Amelius la guardò, ancora incerto se fosse sveglio o stesse dormendo. «Buon Dio!», gridò. «Sto di nuovo sognando?».
«No», disse lei semplicemente. «Questa volta sei sveglio. Lascia che ti asciughi gli occhi, so dove tieni il fazzoletto». Si inginocchiò, gli asciugò le lacrime e gli lisciò i capelli sulla fronte. «Ho avuto paura di farmi vedere finché non ti ho sentito piangere», gli confessò. «Allora ho pensato: “Avvicinati! Non potrà arrabbiarsi con te, ora”, e sono sgattaiolata sotto le tende. Il vecchio mi ha fatta entrare. Non riesco a vivere senza vederti. Ci ho provato, fino a che non ce l’ho fatta più. L’ho confessato al vecchio quando mi ha aperto la porta. Gli ho detto: “Voglio solo guardarlo, non potete lasciarmi entrare?”. E lui ha risposto: “Che Dio mi benedica, Eva è già qui!”. Non so cosa volesse dire, ma mi ha fatta entrare, e questo è quel che conta. È un vecchio forestiero curioso. Però mandalo via, ora sarò io la tua serva. Perché piangevi? Io ho pianto molto spesso per te. Ma no, non può essere questo: non posso aspettarmi che tu pianga per me, posso solo aspettarmi che mi rimproveri. So di essere stata una ragazza cattiva».
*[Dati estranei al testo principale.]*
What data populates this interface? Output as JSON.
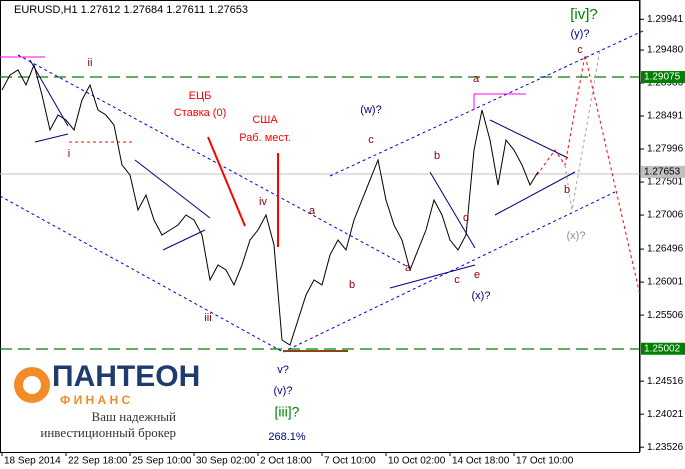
{
  "chart_data": {
    "type": "line",
    "title": "EURUSD,H1  1.27612 1.27684 1.27611 1.27653",
    "color": "#000000",
    "categories": [
      "18 Sep 2014",
      null,
      null,
      null,
      null,
      null,
      null,
      null,
      "22 Sep 18:00",
      null,
      null,
      null,
      null,
      null,
      null,
      null,
      "25 Sep 10:00",
      null,
      null,
      null,
      null,
      null,
      null,
      null,
      "30 Sep 02:00",
      null,
      null,
      null,
      null,
      null,
      null,
      null,
      "2 Oct 18:00",
      null,
      null,
      null,
      null,
      null,
      null,
      null,
      "7 Oct 10:00",
      null,
      null,
      null,
      null,
      null,
      null,
      null,
      "10 Oct 02:00",
      null,
      null,
      null,
      null,
      null,
      null,
      null,
      "14 Oct 18:00",
      null,
      null,
      null,
      null,
      null,
      null,
      null,
      "17 Oct 10:00",
      null,
      null,
      null
    ],
    "values": [
      1.28881,
      1.29106,
      1.29181,
      1.28956,
      1.29256,
      1.28806,
      1.28281,
      1.28506,
      1.28431,
      1.28281,
      1.28731,
      1.28956,
      1.28581,
      1.28506,
      1.28356,
      1.27757,
      1.27607,
      1.27082,
      1.27307,
      1.26932,
      1.26707,
      1.26782,
      1.26857,
      1.27007,
      1.26932,
      1.26707,
      1.26033,
      1.26258,
      1.26183,
      1.25958,
      1.26258,
      1.26632,
      1.26782,
      1.27007,
      1.26557,
      1.25133,
      1.25058,
      1.25433,
      1.25808,
      1.26033,
      1.25958,
      1.26408,
      1.26632,
      1.26483,
      1.26932,
      1.27232,
      1.27532,
      1.27832,
      1.27232,
      1.26857,
      1.26632,
      1.26183,
      1.26483,
      1.26782,
      1.27232,
      1.27007,
      1.26632,
      1.26483,
      1.26707,
      1.27981,
      1.28581,
      1.28131,
      1.27457,
      1.28131,
      1.27981,
      1.27757,
      1.27457,
      1.27653
    ],
    "ylim": [
      1.2346,
      1.3023
    ],
    "yticks": [
      1.29941,
      {
        "value": 1.2948,
        "label": "1.29480"
      },
      1.28986,
      1.28491,
      1.27996,
      1.27501,
      1.27006,
      1.26496,
      1.26001,
      1.25506,
      1.24516,
      1.24021,
      1.23526
    ],
    "levels": [
      {
        "value": 1.29075,
        "color": "#008000"
      },
      {
        "value": 1.27653,
        "color": "#c0c0c0"
      },
      {
        "value": 1.25002,
        "color": "#008000"
      }
    ],
    "annotations": [
      "ii",
      "i",
      "iii",
      "iv",
      "v?",
      "(v)?",
      "[iii]?",
      "268.1%",
      "a",
      "b",
      "c",
      "(w)?",
      "a",
      "b",
      "c",
      "d",
      "e",
      "(x)?",
      "a",
      "b",
      "c",
      "(y)?",
      "[iv]?",
      "(x)?",
      "ЕЦБ",
      "Ставка (0)",
      "США",
      "Раб. мест."
    ]
  },
  "logo": {
    "name": "ПАНТЕОН",
    "sub": "Ф И Н А Н С",
    "line1": "Ваш надежный",
    "line2": "инвестиционный брокер"
  }
}
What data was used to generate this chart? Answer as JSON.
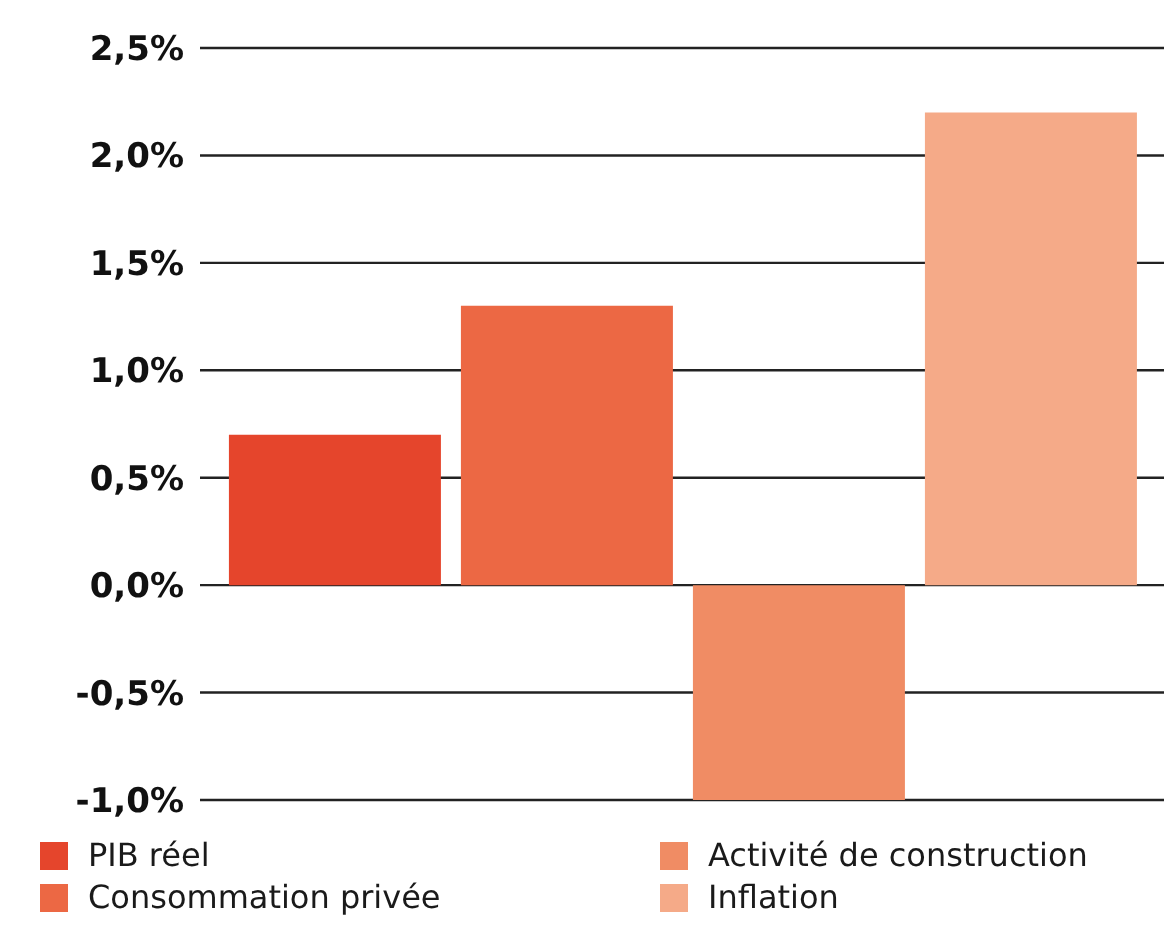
{
  "chart_data": {
    "type": "bar",
    "categories": [
      null
    ],
    "series": [
      {
        "name": "PIB réel",
        "color": "#e5452c",
        "values": [
          0.7
        ]
      },
      {
        "name": "Consommation privée",
        "color": "#ec6844",
        "values": [
          1.3
        ]
      },
      {
        "name": "Activité de construction",
        "color": "#f08c64",
        "values": [
          -1.0
        ]
      },
      {
        "name": "Inflation",
        "color": "#f5aa88",
        "values": [
          2.2
        ]
      }
    ],
    "ylim": [
      -1.0,
      2.5
    ],
    "yticks": [
      {
        "value": -1.0,
        "label": "-1,0%"
      },
      {
        "value": -0.5,
        "label": "-0,5%"
      },
      {
        "value": 0,
        "label": "0,0%"
      },
      {
        "value": 0.5,
        "label": "0,5%"
      },
      {
        "value": 1.0,
        "label": "1,0%"
      },
      {
        "value": 1.5,
        "label": "1,5%"
      },
      {
        "value": 2.0,
        "label": "2,0%"
      },
      {
        "value": 2.5,
        "label": "2,5%"
      }
    ],
    "grid": "y",
    "legend": "bottom"
  }
}
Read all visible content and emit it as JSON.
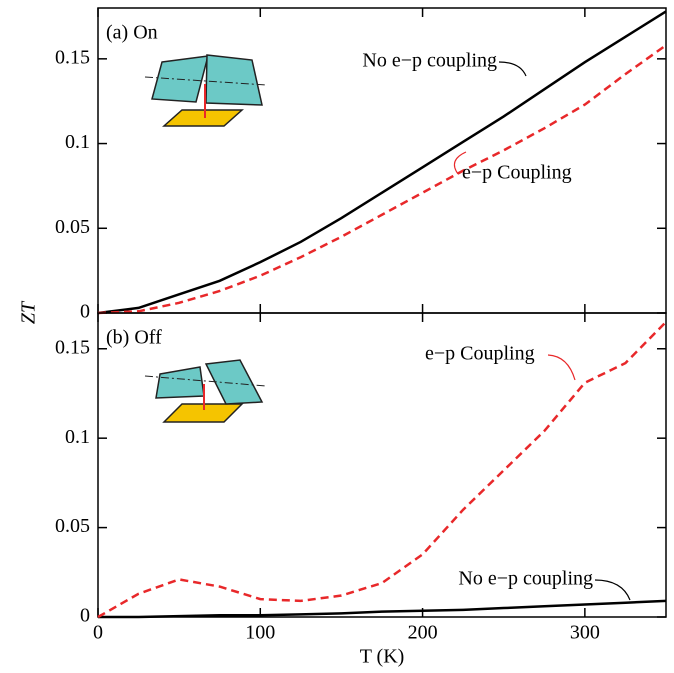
{
  "chart_data": [
    {
      "type": "line",
      "title": "(a) On",
      "ylabel": "ZT",
      "x": [
        0,
        25,
        50,
        75,
        100,
        125,
        150,
        175,
        200,
        225,
        250,
        275,
        300,
        325,
        350
      ],
      "series": [
        {
          "name": "No e−p coupling",
          "color": "#000000",
          "style": "solid",
          "values": [
            0,
            0.003,
            0.011,
            0.019,
            0.03,
            0.042,
            0.056,
            0.071,
            0.086,
            0.101,
            0.116,
            0.132,
            0.148,
            0.163,
            0.178
          ]
        },
        {
          "name": "e−p Coupling",
          "color": "#e8282a",
          "style": "dashed",
          "values": [
            0,
            0.001,
            0.006,
            0.013,
            0.022,
            0.033,
            0.045,
            0.058,
            0.071,
            0.084,
            0.096,
            0.109,
            0.123,
            0.141,
            0.158
          ]
        }
      ],
      "xlim": [
        0,
        350
      ],
      "ylim": [
        0,
        0.18
      ],
      "yticks": [
        0,
        0.05,
        0.1,
        0.15
      ]
    },
    {
      "type": "line",
      "title": "(b) Off",
      "xlabel": "T  (K)",
      "x": [
        0,
        25,
        50,
        75,
        100,
        125,
        150,
        175,
        200,
        225,
        250,
        275,
        300,
        325,
        350
      ],
      "series": [
        {
          "name": "No e−p coupling",
          "color": "#000000",
          "style": "solid",
          "values": [
            0,
            0,
            0.0005,
            0.001,
            0.001,
            0.0015,
            0.002,
            0.003,
            0.0035,
            0.004,
            0.005,
            0.006,
            0.007,
            0.008,
            0.009
          ]
        },
        {
          "name": "e−p Coupling",
          "color": "#e8282a",
          "style": "dashed",
          "values": [
            0,
            0.013,
            0.021,
            0.017,
            0.01,
            0.009,
            0.012,
            0.019,
            0.035,
            0.06,
            0.082,
            0.104,
            0.131,
            0.142,
            0.165
          ]
        }
      ],
      "xlim": [
        0,
        350
      ],
      "ylim": [
        0,
        0.17
      ],
      "xticks": [
        0,
        100,
        200,
        300
      ],
      "yticks": [
        0,
        0.05,
        0.1,
        0.15
      ]
    }
  ]
}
Gli lanciò un’occhiata esitante e chinò il capo, aspettando di essere rimproverata. Ma Amelius perse ogni controllo. La strinse tra le braccia e la baciò più volte. «Sei una creaturina cara, buona e riconoscente!», esclamò. D’un tratto si fermò, consapevole troppo tardi del gesto imprudente che aveva commesso. La allontanò da sé, cercò di farle delle domande serie e di infliggerle il rimprovero che meritava. Ma anche se ci fosse riuscito, Sally era troppo felice per ascoltarlo. «Va tutto bene ora!», esclamò. «Non tornerò mai, mai e poi mai alla Casa! Oh, sono talmente felice! Riaccendiamo la lampada!».
Trovò la scatola dei fiammiferi sulla mensola del caminetto. Nemmeno un minuto dopo la stanza era illuminata. Amelius si sedette. La guardava, assolutamente incapace di decidere cosa dovesse dire o fare di lì a poco. A completare il suo sconcerto, si fece sentire dalla porta la voce del vecchio francese premuroso, in un tono alquanto confidenziale.
«Ho preparato una cenetta invitante, signore», disse Toff. «Vi prego di suonare quando voi e la giovane signora sarete pronti».